La relance du dialogue franco-algérien peut répondre à une urgence, celle du gaz, mais il n'est pas sûr qu'elle puisse s'inscrire dans une problématique sécuritaire et stratégique de long terme. La république algérienne n'a cessé, en effet, de renforcer les liens déjà anciens entretenus avec Moscou, et la visite du ministre russe des Affaires étrangères Sergueï Lavrov, le 10 mai dernier, a précédé celle d'Emmanuel Macron en août. Le partenariat stratégique avec la Russie, qui reste le premier fournisseur d'armes d'Alger, a été amplement renouvelé, avec, notamment, l'organisation d'exercices militaires conjoints dans le Sahara en novembre dans le cadre… de la lutte antiterroriste. Avec l'arrivée des mercenaires de l'agence Wagner au Mali voisin, que les troupes françaises ont quitté, à la demande de la nouvelle junte militaire au pouvoir, il n'est rien de dire qu'en dépit des belles promesses échangées entre Emmanuel Macron et Abdelmajid Tebboune, la position française est totalement à la merci d'un revirement algérien. Les échecs militaires en Ukraine pourraient d'ailleurs pousser la Russie à renforcer plus encore sa présence en Afrique et sa coopération avec l'Algérie, au détriment des Français.
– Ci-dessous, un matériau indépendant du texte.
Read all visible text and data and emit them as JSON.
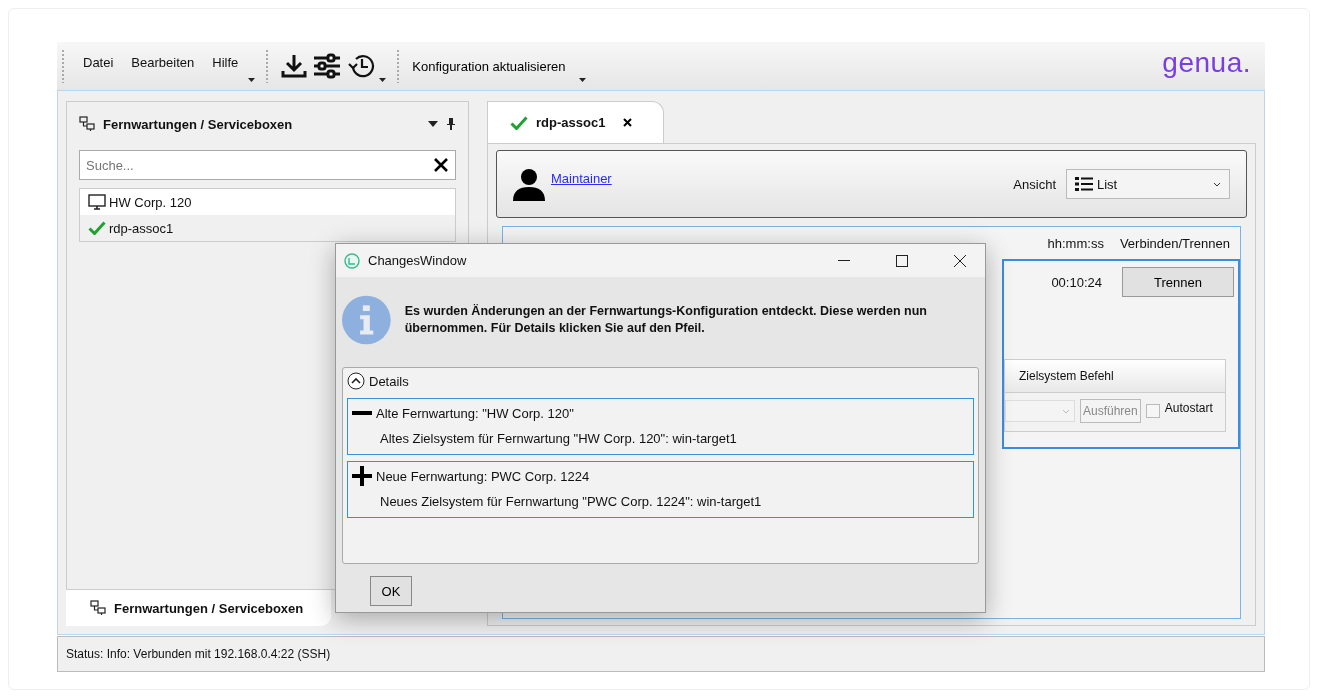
{
  "menu": [
    "Datei",
    "Bearbeiten",
    "Hilfe"
  ],
  "toolbar_button": "Konfiguration aktualisieren",
  "logo": "genua.",
  "left_panel": {
    "title": "Fernwartungen / Serviceboxen",
    "search": {
      "placeholder": "Suche..."
    },
    "items": [
      {
        "label": "HW Corp. 120",
        "kind": "computer",
        "selected": false
      },
      {
        "label": "rdp-assoc1",
        "kind": "connected",
        "selected": true
      }
    ],
    "bottom_tab": "Fernwartungen / Serviceboxen"
  },
  "session_tab": {
    "label": "rdp-assoc1",
    "connected": true
  },
  "user_link": "Maintainer",
  "view": {
    "label": "Ansicht",
    "value": "List"
  },
  "table": {
    "columns": [
      "hh:mm:ss",
      "Verbinden/Trennen"
    ],
    "row": {
      "time": "00:10:24",
      "button": "Trennen",
      "selected": true
    },
    "sub_header": "Zielsystem Befehl",
    "run_button": {
      "label": "Ausführen",
      "disabled": true
    },
    "autostart": {
      "label": "Autostart",
      "checked": false
    }
  },
  "dialog": {
    "title": "ChangesWindow",
    "message": "Es wurden Änderungen an der Fernwartungs-Konfiguration entdeckt. Diese werden nun übernommen. Für Details klicken Sie auf den Pfeil.",
    "details_label": "Details",
    "expanded": true,
    "changes": [
      {
        "kind": "removed",
        "title": "Alte Fernwartung: \"HW Corp. 120\"",
        "detail": "Altes Zielsystem für Fernwartung \"HW Corp. 120\": win-target1"
      },
      {
        "kind": "added",
        "title": "Neue Fernwartung: PWC Corp. 1224",
        "detail": "Neues Zielsystem für Fernwartung \"PWC Corp. 1224\": win-target1"
      }
    ],
    "ok": "OK"
  },
  "status_bar": "Status: Info: Verbunden mit 192.168.0.4:22 (SSH)"
}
Contrairement à l'Algérie, extrêmement ambivalente, le Maroc est un allié historique de l'Occident, et l'expression n'est pas vaine si l'on considère que le royaume chérifien, dont la création remonte à 789 ap. J.C., avec la fondation de la
ville de Fès, qui devient capitale du nouveau royaume en 791, a été le premier état à reconnaître l'indépendance des États-Unis d'Amérique en 1777. La «relation spéciale» entretenue entre les États-Unis et le Maroc est, de fait, presque aussi ancienne que celle entretenue entre le Royaume-Uni lui-même et ses anciennes colonies. Ce fait historique, associé à la réalité géographique, fait à l'évidence du Maroc un pont entre l'Afrique, l'Europe et l'espace transatlantique. Avec 3500 kilomètres de côtes, le Maroc est le seul pays d'Afrique à disposer à la fois d'une façade atlantique et méditerranéenne, et la politique de Mohamed VI, roi du Maroc, monté sur le trône en 1999, est résolument tournée vers la consolidation de l'influence marocaine en Afrique, mais aussi des liens avec les diverses puissances européennes et américaines.
Certaines de ces puissances l'ont bien compris et en premier lieu, l'Espagne. Les deux pays entretiennent une frontière terrestre commune, grâce aux enclaves de Ceuta et Melila sur la côte marocaine, mais aussi une frontière maritime commune puisque les côtes marocaines ne sont situées qu'à quatorze kilomètres du point le plus proche sur la côte espagnole et de l'ilot du Persil. En 2002, la tentative d'annexion de l'îlot par le Maroc avait généré une crise diplomatique de grande ampleur entre les deux pays mais les choses ont bien changé depuis. Le 20 mars dernier, l'ambassadrice du Maroc en Espagne, Karima Benyaich, déclarait que son pays appréciait le soutien de l'Espagne à la proposition marocaine d'autonomie du Sahara
«dans sa juste valeur», et a souligné que désormais une
«nouvelle étape» s'ouvrait en ce qui concerne les relations entre les deux pays. Les relations entre les deux nations se sont en effet améliorées au point de pouvoir évoquer une véritable lune de miel diplomatique entre Madrid et Rabat.